The same principle has been fully adopted and applied by the Supreme Court of the United States, in the recent case of Rio Grande Irrigation and Colonization Co. v. Gildersleeve, 174 U. S. 603, 608. That was an appeal from the Supreme Court of the Territory of New Mexico, and the only «question presented to the Supreme Court of the United -States Was, whether the Supreme Court of the; territory erred in affirming the judgment of the trial court denying the defendant’s motion to vacate a judgment entered in default of an appearance. The judgment by default was entered in vacation of the court, and during the next succeeding term, a motion was made on behalf of the defendant company to vacate the judgment. This' motion was denied, and a few days thereafter, another motion, accompanied with an affidavit of defense on the merits, was filed, and this motion was likewise denied. The rule of the court below applicable to the case provided as follows:

“No motion to set aside any finding or judgment rendered in vacation shall be entertained, unless it shall be filed and a copy thereof served upon the opposite party within ten days after the entry of such finding or judgment.” The motion to vacate was not filed until after the lapse of about two months; and this was held to be too late. The Supreme Court of the United States, in affirming the ruling of the Supreme Court of the Territory, said, that as no discretionary power was reserved to the trial judge, he could not dispense *553with the rule of court; and then proceeded to cite with approval the case of Thompson v. Hatch, supra, to which we have referred, and to quote therefrom the passage that we have hereinbefore quoted.

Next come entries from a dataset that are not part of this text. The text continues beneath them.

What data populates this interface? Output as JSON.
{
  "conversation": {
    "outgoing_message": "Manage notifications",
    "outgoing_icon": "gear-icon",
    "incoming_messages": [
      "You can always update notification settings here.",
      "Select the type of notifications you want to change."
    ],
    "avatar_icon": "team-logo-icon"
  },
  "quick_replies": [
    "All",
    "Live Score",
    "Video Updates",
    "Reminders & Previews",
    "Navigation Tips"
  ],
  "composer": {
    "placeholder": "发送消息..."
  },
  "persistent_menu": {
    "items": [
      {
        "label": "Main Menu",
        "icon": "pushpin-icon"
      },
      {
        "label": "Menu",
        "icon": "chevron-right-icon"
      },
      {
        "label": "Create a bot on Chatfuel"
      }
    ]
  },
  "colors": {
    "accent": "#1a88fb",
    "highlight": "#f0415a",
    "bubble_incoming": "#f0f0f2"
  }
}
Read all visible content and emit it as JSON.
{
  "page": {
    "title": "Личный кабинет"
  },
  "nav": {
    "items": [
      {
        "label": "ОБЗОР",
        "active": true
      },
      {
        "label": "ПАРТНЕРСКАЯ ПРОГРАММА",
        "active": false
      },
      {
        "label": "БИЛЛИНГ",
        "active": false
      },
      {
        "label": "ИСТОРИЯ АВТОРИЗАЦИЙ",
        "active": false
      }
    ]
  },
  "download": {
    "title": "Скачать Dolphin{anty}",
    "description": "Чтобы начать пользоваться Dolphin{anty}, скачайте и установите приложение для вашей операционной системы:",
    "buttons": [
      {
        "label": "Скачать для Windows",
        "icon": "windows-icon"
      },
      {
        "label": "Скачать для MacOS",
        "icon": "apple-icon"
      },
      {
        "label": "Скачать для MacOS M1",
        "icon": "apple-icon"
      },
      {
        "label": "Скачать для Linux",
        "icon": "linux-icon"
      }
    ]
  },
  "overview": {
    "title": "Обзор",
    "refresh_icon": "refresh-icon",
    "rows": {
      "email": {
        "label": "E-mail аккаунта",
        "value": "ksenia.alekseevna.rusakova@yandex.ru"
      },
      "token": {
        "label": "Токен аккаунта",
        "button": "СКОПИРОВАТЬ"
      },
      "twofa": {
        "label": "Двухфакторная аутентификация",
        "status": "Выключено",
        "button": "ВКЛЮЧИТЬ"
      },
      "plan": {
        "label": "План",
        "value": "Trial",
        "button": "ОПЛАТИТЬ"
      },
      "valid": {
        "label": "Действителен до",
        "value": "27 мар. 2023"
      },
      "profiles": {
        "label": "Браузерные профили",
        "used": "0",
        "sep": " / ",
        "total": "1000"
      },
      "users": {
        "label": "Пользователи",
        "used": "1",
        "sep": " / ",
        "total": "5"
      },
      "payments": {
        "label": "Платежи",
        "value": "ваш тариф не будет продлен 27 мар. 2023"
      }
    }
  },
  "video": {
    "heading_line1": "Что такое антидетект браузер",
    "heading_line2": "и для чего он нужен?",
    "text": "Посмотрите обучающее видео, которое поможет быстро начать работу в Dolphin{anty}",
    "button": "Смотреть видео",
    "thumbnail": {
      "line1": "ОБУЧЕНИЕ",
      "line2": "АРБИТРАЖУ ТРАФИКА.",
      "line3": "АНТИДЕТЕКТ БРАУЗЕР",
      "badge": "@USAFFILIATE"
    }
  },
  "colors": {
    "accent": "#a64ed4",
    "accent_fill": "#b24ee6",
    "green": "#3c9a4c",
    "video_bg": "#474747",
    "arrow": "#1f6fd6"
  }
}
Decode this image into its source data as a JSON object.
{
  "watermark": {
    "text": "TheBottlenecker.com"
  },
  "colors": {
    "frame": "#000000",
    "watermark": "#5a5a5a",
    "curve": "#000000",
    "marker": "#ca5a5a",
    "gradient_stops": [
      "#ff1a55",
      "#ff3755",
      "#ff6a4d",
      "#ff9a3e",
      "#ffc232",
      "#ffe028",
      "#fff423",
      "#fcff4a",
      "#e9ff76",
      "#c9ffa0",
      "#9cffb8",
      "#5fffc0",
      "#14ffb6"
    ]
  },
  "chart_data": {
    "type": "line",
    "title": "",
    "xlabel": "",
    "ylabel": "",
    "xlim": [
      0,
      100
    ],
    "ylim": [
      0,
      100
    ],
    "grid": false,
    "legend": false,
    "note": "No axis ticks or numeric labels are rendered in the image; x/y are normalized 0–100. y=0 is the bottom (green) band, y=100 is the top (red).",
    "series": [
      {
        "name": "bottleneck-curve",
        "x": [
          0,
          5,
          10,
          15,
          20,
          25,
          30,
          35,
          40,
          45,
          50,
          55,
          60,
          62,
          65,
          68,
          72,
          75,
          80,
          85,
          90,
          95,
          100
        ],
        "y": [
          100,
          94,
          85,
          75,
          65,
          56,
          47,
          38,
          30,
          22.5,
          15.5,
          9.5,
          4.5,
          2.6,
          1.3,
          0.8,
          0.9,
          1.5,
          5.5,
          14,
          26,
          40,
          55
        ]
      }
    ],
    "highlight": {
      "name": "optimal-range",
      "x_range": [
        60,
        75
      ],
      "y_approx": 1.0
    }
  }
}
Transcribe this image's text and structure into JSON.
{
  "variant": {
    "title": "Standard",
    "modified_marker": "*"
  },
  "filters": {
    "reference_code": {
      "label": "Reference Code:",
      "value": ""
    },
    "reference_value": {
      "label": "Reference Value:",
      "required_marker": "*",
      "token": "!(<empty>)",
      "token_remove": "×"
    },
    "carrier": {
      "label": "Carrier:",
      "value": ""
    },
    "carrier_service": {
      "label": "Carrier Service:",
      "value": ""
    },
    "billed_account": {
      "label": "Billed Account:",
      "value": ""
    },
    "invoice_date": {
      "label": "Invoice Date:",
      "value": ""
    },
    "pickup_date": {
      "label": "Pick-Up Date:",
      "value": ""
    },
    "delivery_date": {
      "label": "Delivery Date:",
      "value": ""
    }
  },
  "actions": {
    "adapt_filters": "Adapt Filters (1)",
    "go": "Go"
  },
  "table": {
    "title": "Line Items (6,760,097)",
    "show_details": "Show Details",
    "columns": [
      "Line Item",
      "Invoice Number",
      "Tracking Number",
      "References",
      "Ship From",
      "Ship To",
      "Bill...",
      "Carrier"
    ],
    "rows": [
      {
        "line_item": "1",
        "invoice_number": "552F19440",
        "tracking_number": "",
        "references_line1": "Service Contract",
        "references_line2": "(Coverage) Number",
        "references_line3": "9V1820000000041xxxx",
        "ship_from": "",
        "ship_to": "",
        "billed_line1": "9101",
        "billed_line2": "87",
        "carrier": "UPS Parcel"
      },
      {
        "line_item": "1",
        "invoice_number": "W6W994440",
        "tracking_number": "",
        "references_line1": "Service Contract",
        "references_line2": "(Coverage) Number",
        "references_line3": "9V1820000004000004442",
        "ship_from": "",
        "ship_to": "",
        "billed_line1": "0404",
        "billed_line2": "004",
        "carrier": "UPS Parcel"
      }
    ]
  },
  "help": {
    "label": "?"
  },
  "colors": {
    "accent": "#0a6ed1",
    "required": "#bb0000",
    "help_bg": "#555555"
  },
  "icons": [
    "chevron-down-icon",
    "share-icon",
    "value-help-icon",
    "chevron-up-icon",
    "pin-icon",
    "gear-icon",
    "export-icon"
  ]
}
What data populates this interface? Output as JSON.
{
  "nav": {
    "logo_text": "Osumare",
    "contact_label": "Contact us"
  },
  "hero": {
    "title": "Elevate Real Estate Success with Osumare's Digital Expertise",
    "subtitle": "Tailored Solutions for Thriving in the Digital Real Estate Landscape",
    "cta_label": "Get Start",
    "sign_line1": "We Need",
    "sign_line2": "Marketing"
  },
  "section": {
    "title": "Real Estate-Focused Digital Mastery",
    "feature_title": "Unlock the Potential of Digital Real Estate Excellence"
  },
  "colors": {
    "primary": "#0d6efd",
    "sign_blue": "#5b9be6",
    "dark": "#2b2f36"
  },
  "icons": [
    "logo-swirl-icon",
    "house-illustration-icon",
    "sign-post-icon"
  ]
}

That case, in the Supreme Court, fully decides that there is no power either in the trial or ■appellate court to dispense with the rule of court, unless the power to do so be expressly reserved in the rule itself, or in the statute which authorized the making and promulgation of such rule; that a rule of court duly made and published has the force of law, and is binding upon the court as well as upon the parties to the action, and, therefore, cannot be dispensed with to suit the circumstances of any particular case.

Doubtless, however, where the filing of the transcript within the time prescribed has been prevented by the fraud or contrivance of the opposite party, or by the contumacy of the clerk, without any want of diligence on the part of the appellant, in such case, the court would not allow the rule to be set up and availed of by the appellee to defeat the right of appeal. But there is no pretense of any such cause of delay in this case. The rule, therefore, must be applied to this as to all other cases within the rule; and it follows that the motion to vacate the order of dismissal must be denied; and it is so ordered.

Motion to vacate the. order to dismiss appeal denied.